Gabrielle Calvocoressi was born with nystagmus, a visual condition where the eyes are constantly in spasm. It took Calvocoressi a while to learn how to walk and balance, so the young child spent a lot of time sitting on the floor, daydreaming and observing the world.
These keen observations later became fodder for Calvocoressi’s writing. Calvocoressi had always been a reader but turned to writing more seriously at the age of 13 when Calvocoressi’s mother committed suicide. Throughout high school and college the writer’s passion for poetry, in particular, only continued to grow, and Calvocoressi went on to get an MFA in poetry from Columbia University.
Calvocoressi has now authored three well-received books of poetry, which explore loss, loneliness, perception, sexuality, and the body, among other topics.

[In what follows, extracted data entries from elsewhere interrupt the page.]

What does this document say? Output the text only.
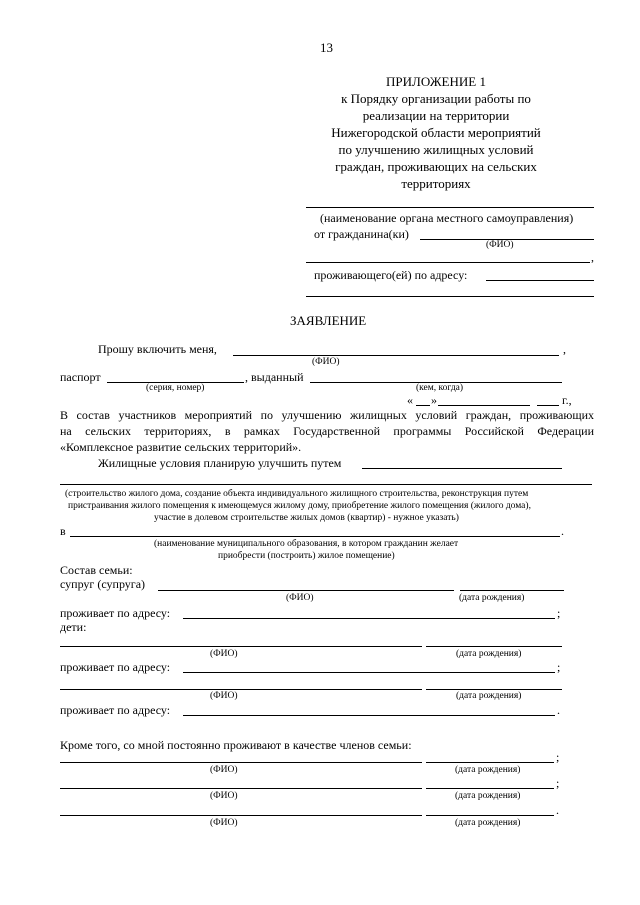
13
ПРИЛОЖЕНИЕ 1
к Порядку организации работы по
реализации на территории
Нижегородской области мероприятий
по улучшению жилищных условий
граждан, проживающих на сельских
территориях
(наименование органа местного самоуправления)
от гражданина(ки)
(ФИО)
,
проживающего(ей) по адресу:
ЗАЯВЛЕНИЕ
Прошу включить меня,	,
(ФИО)
паспорт	, выданный
(серия, номер)	(кем, когда)
« »	г.,
В состав участников мероприятий по улучшению жилищных условий граждан, проживающих
на сельских территориях, в рамках Государственной программы Российской Федерации
«Комплексное развитие сельских территорий».
Жилищные условия планирую улучшить путем
(строительство жилого дома, создание объекта индивидуального жилищного строительства, реконструкция путем
пристраивания жилого помещения к имеющемуся жилому дому, приобретение жилого помещения (жилого дома),
участие в долевом строительстве жилых домов (квартир) - нужное указать)
в	.
(наименование муниципального образования, в котором гражданин желает
приобрести (построить) жилое помещение)
Состав семьи:
супруг (супруга)
(ФИО)	(дата рождения)
проживает по адресу:	;
дети:
(ФИО)	(дата рождения)
проживает по адресу:	;
(ФИО)	(дата рождения)
проживает по адресу:	.
Кроме того, со мной постоянно проживают в качестве членов семьи:
;
(ФИО)	(дата рождения)
;
(ФИО)	(дата рождения)
.
(ФИО)	(дата рождения)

Calvocoressi is the senior poetry editor for The Los Angeles Review of Books and the Walker Percy Fellow in Poetry at the University of North Carolina at Chapel Hill.
Host Frank Stasio delves into the life story of Gabrielle Calvocoressi, professor in the English department at UNC-Chapel Hill.
Note: Throughout the conversation, The State of Things refers to Calvocoressi without using gender pronouns per the guest’s request and as part of Calvocoressi’s experiment to create a genderless literary world. This conversation originally aired in December 2017.